Естественно, школьник, не видящий конечной цели своих мытарств, заботится не столько об успешном продвижении по пути, намеченному авторами учебной программы, сколько о сокращении этого пути.

Причём эта близорукая тактика находит множество взрослых сторонников. Гармония картины не очевидна дилетантам — значит, неизбежны споры, как в памятной басне Сергея Михалкова о слоне-живописце: чего-то на полотне не хватает, а что-то не худо бы и поубавить. Что-то по жизни пригодится, а что-то совершенно не нужно...

В математическое искусство, увы, вмешивается и экономика. Картина в умах школьников рисуется не простыми красками. Многотысячные ежегодные выпуски преподавателей, специализирующихся на каждом конкретном предмете, — это ещё и несметные расходы на их зарплату, да и на зарплату их вузовских наставников. Многомиллионные тиражи учебников — тоже более чем удобный повод для доступа к денежным потокам.

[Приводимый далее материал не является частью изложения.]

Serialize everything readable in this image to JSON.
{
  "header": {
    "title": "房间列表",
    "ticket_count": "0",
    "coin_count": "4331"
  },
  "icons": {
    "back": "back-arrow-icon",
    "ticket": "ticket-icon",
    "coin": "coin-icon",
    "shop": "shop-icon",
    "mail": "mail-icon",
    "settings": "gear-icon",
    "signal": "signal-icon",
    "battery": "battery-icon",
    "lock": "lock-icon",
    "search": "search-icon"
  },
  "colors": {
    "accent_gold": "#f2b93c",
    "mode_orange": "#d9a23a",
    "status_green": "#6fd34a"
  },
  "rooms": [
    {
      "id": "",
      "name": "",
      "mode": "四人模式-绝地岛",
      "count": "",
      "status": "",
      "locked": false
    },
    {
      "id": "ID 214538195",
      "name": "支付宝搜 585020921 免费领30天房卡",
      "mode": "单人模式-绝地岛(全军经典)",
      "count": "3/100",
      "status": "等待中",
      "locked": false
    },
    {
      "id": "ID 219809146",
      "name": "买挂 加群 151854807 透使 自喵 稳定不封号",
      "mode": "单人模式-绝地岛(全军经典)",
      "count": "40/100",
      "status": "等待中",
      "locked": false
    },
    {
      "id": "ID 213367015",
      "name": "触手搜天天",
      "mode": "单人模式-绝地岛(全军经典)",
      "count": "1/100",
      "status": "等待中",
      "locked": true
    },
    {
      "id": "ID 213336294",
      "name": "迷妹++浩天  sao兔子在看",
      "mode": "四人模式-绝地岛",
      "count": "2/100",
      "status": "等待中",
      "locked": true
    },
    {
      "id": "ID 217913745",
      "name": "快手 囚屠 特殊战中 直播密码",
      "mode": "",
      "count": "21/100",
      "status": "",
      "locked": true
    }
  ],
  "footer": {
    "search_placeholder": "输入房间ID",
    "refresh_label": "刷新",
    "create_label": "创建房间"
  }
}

Понятно, каждый ценитель конкретного предмета будет рьяно отстаивать необходимость самого скорого и полного доведения его до учеников. А поскольку ни учебное время, ни бюджет сферы образования в обозримом будущем не разрастутся до бесконечности, защита каждого предмета требует нападения на все остальные. Предметники неистощимо изобретательны в поисках недостатков у конкурирующих учебных дисциплин. И все найденные недостатки постепенно складываются в общее представление о необязательности любой дисциплины — да и школы вообще.

Сама по себе многолетняя отсидка детей в местах, где их хоть как-то удаётся контролировать, слишком удобна не только их родителям, но и обществу в целом. Поэтому классический формат школы ещё очень надолго останется преобладающим в любой стране, способной позволить себе расходы на эту сравнительно гуманную форму лишения свободы.

Значит, и суммарный объём школьной программы не сократится. А вечные жалобы на его непомерность выльются в предлоги для очередных — и скорее всего непрерывных — переделов между частями программы.

При таких условиях объём отдельных учебных предметов определяется вовсе не их важностью в рамках единой картины мира — ведь и саму эту картину практически никто не пытается ни рисовать, ни рассматривать. Решающими оказываются обстоятельства, зачастую никак не связанные с наукой и учёбой.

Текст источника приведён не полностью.